Bagagens extraviadas geram prejuízo bilionário para companhias aéreas, aponta Sita
Relatório aponta que integração com AirTag da Apple contribuiu para redução de 90% de malas perdidas

O custo médio de uma bagagem extraviada, atrasada ou danificada passou a ser estimado em US$ 260, segundo novo relatório da Sita. De acordo com o estudo, os problemas relacionados ao manuseio de bagagens geraram um prejuízo global de US$ 6,3 bilhões para a indústria aérea. A Sita destaca que esse montante equivale a cerca de 15% do lucro anual do setor, estimado em US$ 41 bilhões em 2025.
Apesar do impacto financeiro, o relatório aponta uma melhora no desempenho operacional das companhias aéreas. Em 2025, a taxa de bagagens manuseadas incorretamente caiu 23%, enquanto o volume total de malas com algum tipo de problema recuou 19%, alcançando o menor patamar registrado desde o período da pandemia.
A Ásia-Pacífico registrou o melhor desempenho, com a menor taxa de bagagens extraviadas, atrasadas ou danificadas: 3,41 ocorrências a cada mil passageiros. A região também apresentou o menor custo médio por bagagem com problemas, estimado em US$ 210.
Na outra ponta, a Europa concentrou o maior índice de ocorrências entre os principais mercados, com 10,5 bagagens manuseadas incorretamente a cada mil passageiros e um custo médio de US$ 295 por caso. Segundo a Sita, o desempenho europeu é impactado principalmente pelo grande volume de voos com conexão, além de limitações de capacidade da infraestrutura e restrições operacionais, fatores que aumentam o risco de falhas no transporte de bagagens.

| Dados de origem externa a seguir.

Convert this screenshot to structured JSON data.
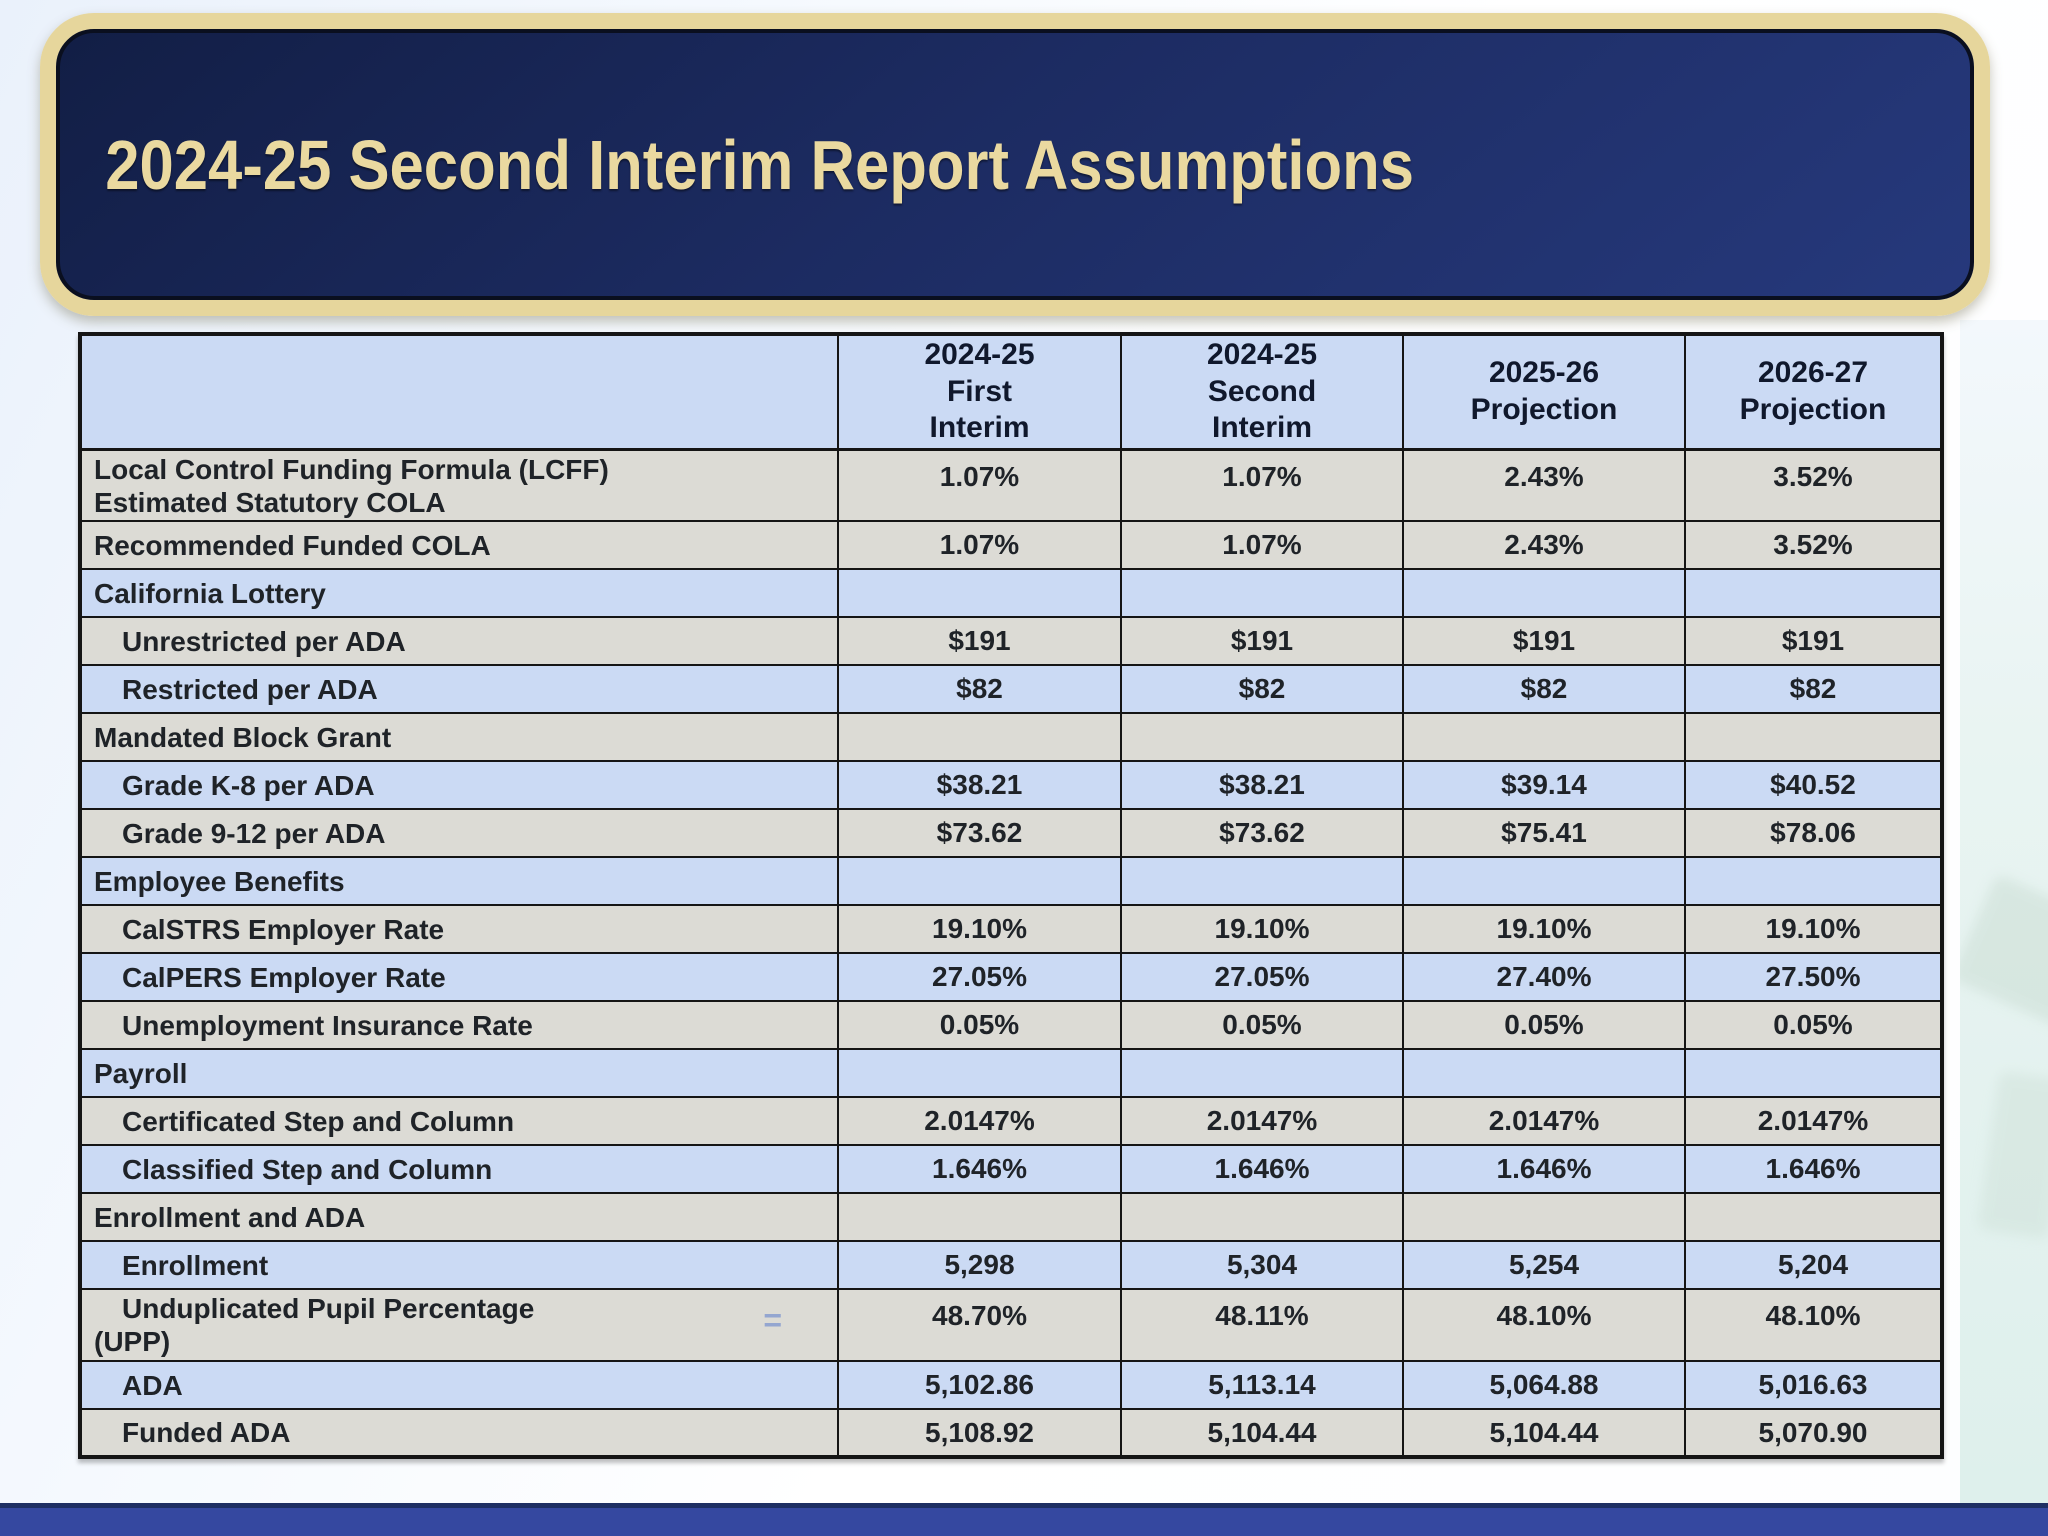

O relatório também destaca os resultados da integração entre o Apple AirTag, o recurso Find My e o sistema WorldTracer, da Sita, utilizada para auxiliar na localização de bagagens. Segundo a empresa, a tecnologia reduziu em 90% o número de malas consideradas definitivamente perdidas durante o primeiro ano de operação conjunta.
Além disso, a solução contribuiu para diminuir em 26% o tempo necessário para recuperar bagagens atrasadas, acelerando o processo de localização e devolução aos passageiros. Atualmente, 29 companhias aéreas já utilizam a integração entre o WorldTracer e a plataforma da Apple em seus processos de recuperação de bagagens.
Outra novidade destacada no relatório é a integração do Google Find Hub ao WorldTracer. Com a autorização do passageiro, a ferramenta permite compartilhar a localização da bagagem diretamente com a plataforma utilizada pelas companhias aéreas para rastrear e recuperar malas extraviadas ou atrasadas.